What Barry Levinson Looks for in His Actors—Including Robert De Niro

What Barry Levinson Looks for in His Actors—Including Robert De Niro
Photo Source: Craig Blankenhorn/courtesy HBO

Barry Levinson knows how to work with actors. The Oscar-winning film and TV writer, director, and producer—whose career spans back to the early 1970s—has led Dustin Hoffman to a best actor Oscar for “Rain Man” in 1989 (and another nomination in 1998 for “Wag the Dog”); helped ignite the careers of a young Paul Reiser, Ellen Barkin, Kevin Bacon, and Mickey Rourke in 1982’s “Diner,” which earned him a best screenplay Oscar nom; earned “Bugsy” stars Warren Beatty, Harvey Keitel, and Ben Kingsley lead and supporting Oscar noms in 1992; and, more recently, guided Al Pacino to an Emmy win in 2010 for “You Don’t Know Jack.”

He’s hoping to strike similar magic this awards season with his highly anticipated Bernie Madoff biopic “The Wizard of Lies.” The HBO film stars frequent Levinson collaborator Robert De Niro as the notorious fraudster and Michelle Pfeiffer as his high school sweetheart and wife, Ruth, who in the aftermath of her husband’s crimes was involuntarily thrust into the spotlight and subjected to venomous public scrutiny.

READ: Robert De Niro On Using Backstage to Launch Your Career

As we now know, Madoff’s Ponzi scheme ultimately cost investors an estimated $65 billion in losses, making him the mastermind behind the biggest financial fraud in U.S. history. “The Wizard of Lies” details the behind-the-scenes legal dramas and familial deterioration (Madoff’s brother and colleague, Peter, was sentenced to 10 years in prison, and Madoff’s son Mark killed himself in 2010) that began after Madoff turned himself in to authorities in December 2008.

“I thought it would be a great story to tell,” Levinson says to Backstage. “This man destroyed the lives of thousands of people—including his own family. That seems a worthwhile story to tell about a man’s greed in modern times.”

De Niro, previously of Levinson’s “Wag the Dog,” signed on to the project early. “He actually had been interested in it for a few years,” Levinson says, but the film wasn’t quite coming together. Then Levinson came on and brought his son, Sam, to help adapt Diana B. Henriques’ 2011 nonfiction book of the same name, and that’s when stars like Pfeiffer and Hank Azaria, who plays Madoff employee and collaborator Frank DiPascali, signed on. Levinson says he auditioned for supporting roles from there.

Whether the auditionee is one of the many acting greats he’s worked with in the past or a Hollywood newcomer hoping for their big break, Levinson says he looks for the unexpected.

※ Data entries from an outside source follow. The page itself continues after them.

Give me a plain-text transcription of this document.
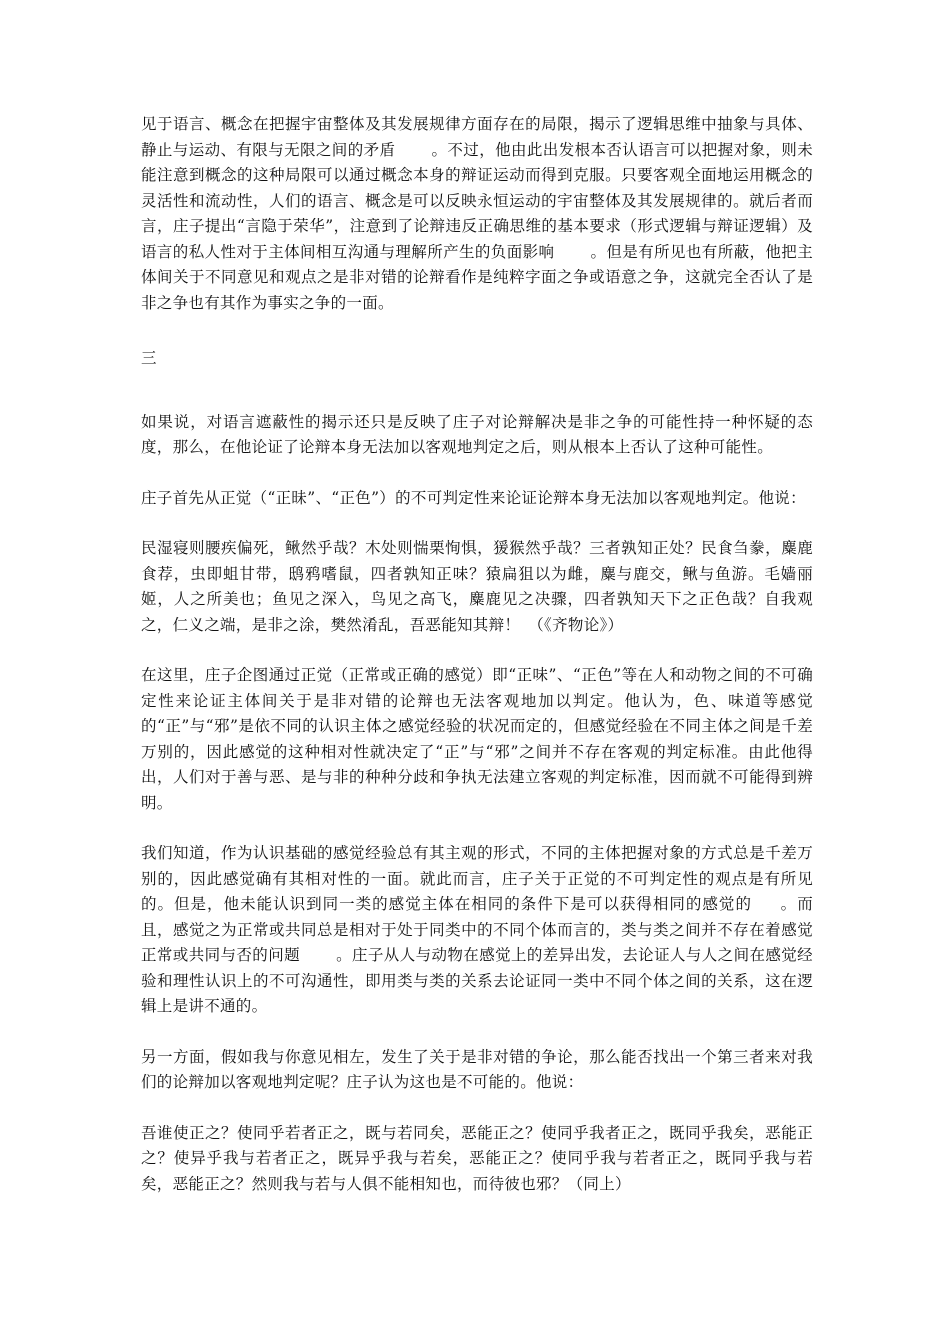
见于语言、概念在把握宇宙整体及其发展规律方面存在的局限，揭示了逻辑思维中抽象与具体、静止与运动、有限与无限之间的矛盾 。不过，他由此出发根本否认语言可以把握对象，则未能注意到概念的这种局限可以通过概念本身的辩证运动而得到克服。只要客观全面地运用概念的灵活性和流动性，人们的语言、概念是可以反映永恒运动的宇宙整体及其发展规律的。就后者而言，庄子提出“言隐于荣华”，注意到了论辩违反正确思维的基本要求（形式逻辑与辩证逻辑）及语言的私人性对于主体间相互沟通与理解所产生的负面影响 。但是有所见也有所蔽，他把主体间关于不同意见和观点之是非对错的论辩看作是纯粹字面之争或语意之争，这就完全否认了是非之争也有其作为事实之争的一面。

三

如果说，对语言遮蔽性的揭示还只是反映了庄子对论辩解决是非之争的可能性持一种怀疑的态度，那么，在他论证了论辩本身无法加以客观地判定之后，则从根本上否认了这种可能性。

庄子首先从正觉（“正昧”、“正色”）的不可判定性来论证论辩本身无法加以客观地判定。他说：

民湿寝则腰疾偏死，鳅然乎哉？木处则惴栗恂惧，猨猴然乎哉？三者孰知正处？民食刍豢，麋鹿食荐，虫即蛆甘带，鸱鸦嗜鼠，四者孰知正味？猿扁狙以为雌，麋与鹿交，鳅与鱼游。毛嫱丽姬，人之所美也；鱼见之深入，鸟见之高飞，麋鹿见之决骤，四者孰知天下之正色哉？自我观之，仁义之端，是非之涂，樊然淆乱，吾恶能知其辩！　（《齐物论》）

在这里，庄子企图通过正觉（正常或正确的感觉）即“正味”、“正色”等在人和动物之间的不可确定性来论证主体间关于是非对错的论辩也无法客观地加以判定。他认为，色、味道等感觉的“正”与“邪”是依不同的认识主体之感觉经验的状况而定的，但感觉经验在不同主体之间是千差万别的，因此感觉的这种相对性就决定了“正”与“邪”之间并不存在客观的判定标准。由此他得出，人们对于善与恶、是与非的种种分歧和争执无法建立客观的判定标准，因而就不可能得到辨明。

我们知道，作为认识基础的感觉经验总有其主观的形式，不同的主体把握对象的方式总是千差万别的，因此感觉确有其相对性的一面。就此而言，庄子关于正觉的不可判定性的观点是有所见的。但是，他未能认识到同一类的感觉主体在相同的条件下是可以获得相同的感觉的 。而且，感觉之为正常或共同总是相对于处于同类中的不同个体而言的，类与类之间并不存在着感觉正常或共同与否的问题 。庄子从人与动物在感觉上的差异出发，去论证人与人之间在感觉经验和理性认识上的不可沟通性，即用类与类的关系去论证同一类中不同个体之间的关系，这在逻辑上是讲不通的。

另一方面，假如我与你意见相左，发生了关于是非对错的争论，那么能否找出一个第三者来对我们的论辩加以客观地判定呢？庄子认为这也是不可能的。他说：

吾谁使正之？使同乎若者正之，既与若同矣，恶能正之？使同乎我者正之，既同乎我矣，恶能正之？使异乎我与若者正之，既异乎我与若矣，恶能正之？使同乎我与若者正之，既同乎我与若矣，恶能正之？然则我与若与人俱不能相知也，而待彼也邪？（同上）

“You’re looking for a shading to the work and [the way] they respond and talk that somehow keeps you interested,” he says. A good audition will make you “always want to know more. That’s when I think a performance excels. It’s not just anger; there’s something else to it. That’s what the exceptional actors can do.”

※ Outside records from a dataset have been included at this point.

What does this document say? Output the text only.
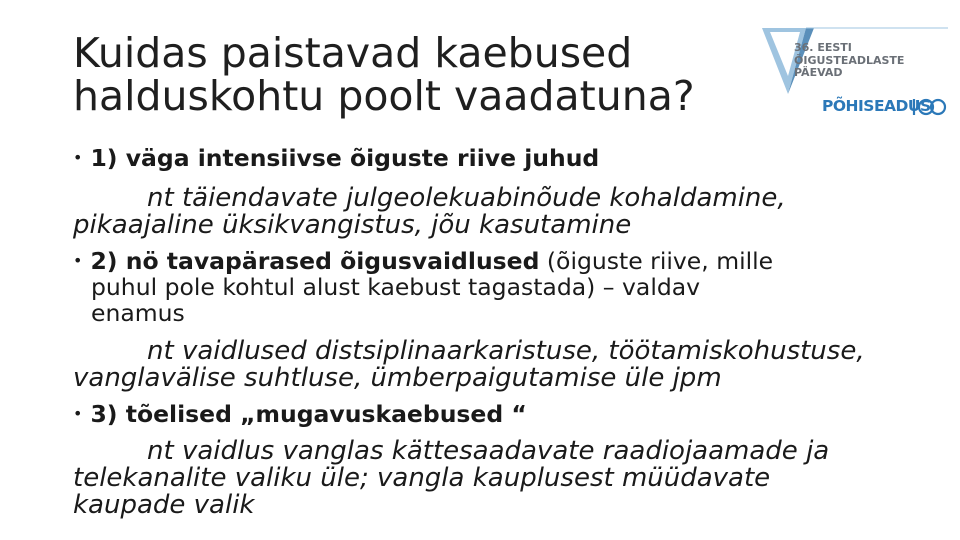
Kuidas paistavad kaebused
halduskohtu poolt vaadatuna?
36. EESTI
ÕIGUSTEADLASTE
PÄEVAD
PÕHISEADUS
• 1) väga intensiivse õiguste riive juhud
nt täiendavate julgeolekuabinõude kohaldamine,
pikaajaline üksikvangistus, jõu kasutamine
• 2) nö tavapärased õigusvaidlused (õiguste riive, mille
puhul pole kohtul alust kaebust tagastada) – valdav
enamus
nt vaidlused distsiplinaarkaristuse, töötamiskohustuse,
vanglavälise suhtluse, ümberpaigutamise üle jpm
• 3) tõelised „mugavuskaebused “
nt vaidlus vanglas kättesaadavate raadiojaamade ja
telekanalite valiku üle; vangla kauplusest müüdavate
kaupade valik
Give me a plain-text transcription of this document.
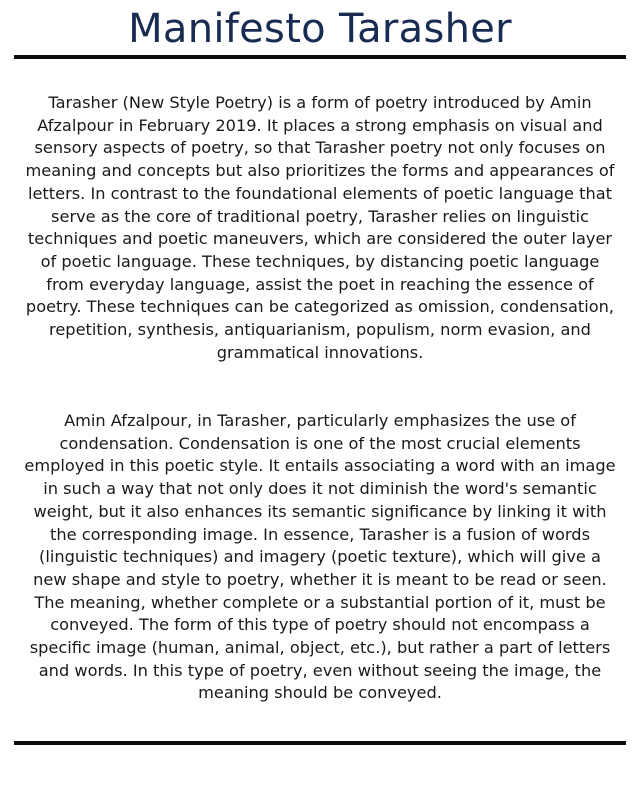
Manifesto Tarasher

Tarasher (New Style Poetry) is a form of poetry introduced by Amin Afzalpour in February 2019. It places a strong emphasis on visual and sensory aspects of poetry, so that Tarasher poetry not only focuses on meaning and concepts but also prioritizes the forms and appearances of letters. In contrast to the foundational elements of poetic language that serve as the core of traditional poetry, Tarasher relies on linguistic techniques and poetic maneuvers, which are considered the outer layer of poetic language. These techniques, by distancing poetic language from everyday language, assist the poet in reaching the essence of poetry. These techniques can be categorized as omission, condensation, repetition, synthesis, antiquarianism, populism, norm evasion, and grammatical innovations.

Amin Afzalpour, in Tarasher, particularly emphasizes the use of condensation. Condensation is one of the most crucial elements employed in this poetic style. It entails associating a word with an image in such a way that not only does it not diminish the word's semantic weight, but it also enhances its semantic significance by linking it with the corresponding image. In essence, Tarasher is a fusion of words (linguistic techniques) and imagery (poetic texture), which will give a new shape and style to poetry, whether it is meant to be read or seen. The meaning, whether complete or a substantial portion of it, must be conveyed. The form of this type of poetry should not encompass a specific image (human, animal, object, etc.), but rather a part of letters and words. In this type of poetry, even without seeing the image, the meaning should be conveyed.
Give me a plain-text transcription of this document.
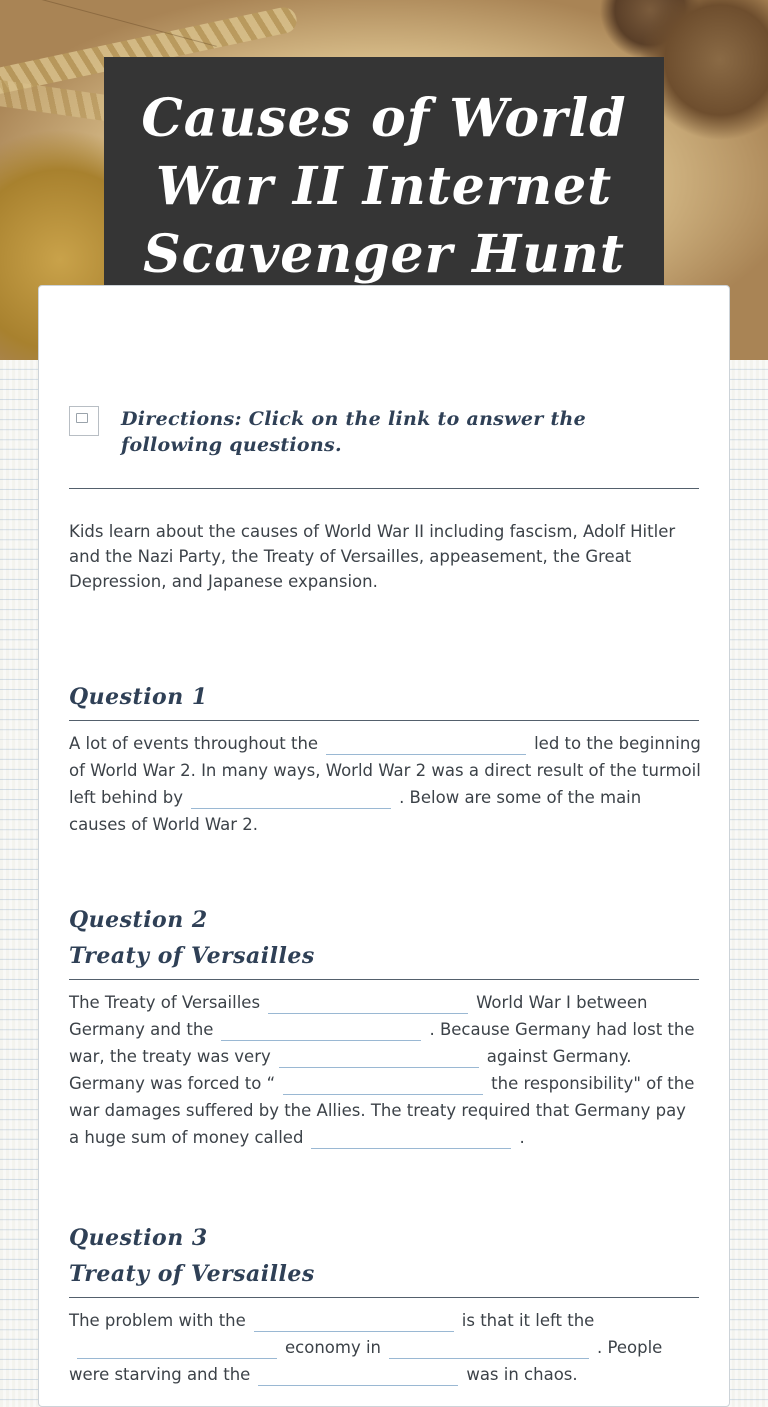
Causes of World War II Internet Scavenger Hunt
Directions: Click on the link to answer the following questions.

Kids learn about the causes of World War II including fascism, Adolf Hitler and the Nazi Party, the Treaty of Versailles, appeasement, the Great Depression, and Japanese expansion.

Question 1

A lot of events throughout the	led to the beginning of World War 2. In many ways, World War 2 was a direct result of the turmoil left behind by	. Below are some of the main causes of World War 2.

Question 2
Treaty of Versailles

The Treaty of Versailles	World War I between Germany and the	. Because Germany had lost the war, the treaty was very	against Germany. Germany was forced to “	the responsibility" of the war damages suffered by the Allies. The treaty required that Germany pay a huge sum of money called	.

Question 3
Treaty of Versailles

The problem with the	is that it left theeconomy in	. People were starving and the	was in chaos.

Such unpredictability attracted Levinson to Madoff in the first place. “Bernie Madoff is not a flashy character. He’s very subdued. He’s the opposite of what you would assume a hustler would be,” he says. “In that quietness lies the mystery. [De Niro] can bring that forth. He’s got a lot of the inner motors going. Bob can fascinate you even when he’s saying nothing at all.”

Considering actors like De Niro and his own decades-spanning career behind the camera, Levinson says that if there’s a secret to career longevity, it’s simply to trust yourself and not set out to orchestrate it inorganically.

“The only thing you can do is go by your natural instincts as to what you’re interested in doing,” he advises. “It’s very hard to calculate what you think is going to work. It’s an instinctual thing. I’ve not been great at calculating, ‘This will be good for my career if I do this.’ Sometimes it works, but there’d be nothing worse than spending a year and a half of your life on a project that you didn’t particularly care about because you thought it was good for your career. You have to be challenged, and that’s the only thing you can do as opposed to just going through the motions or just doing it for the paycheck.”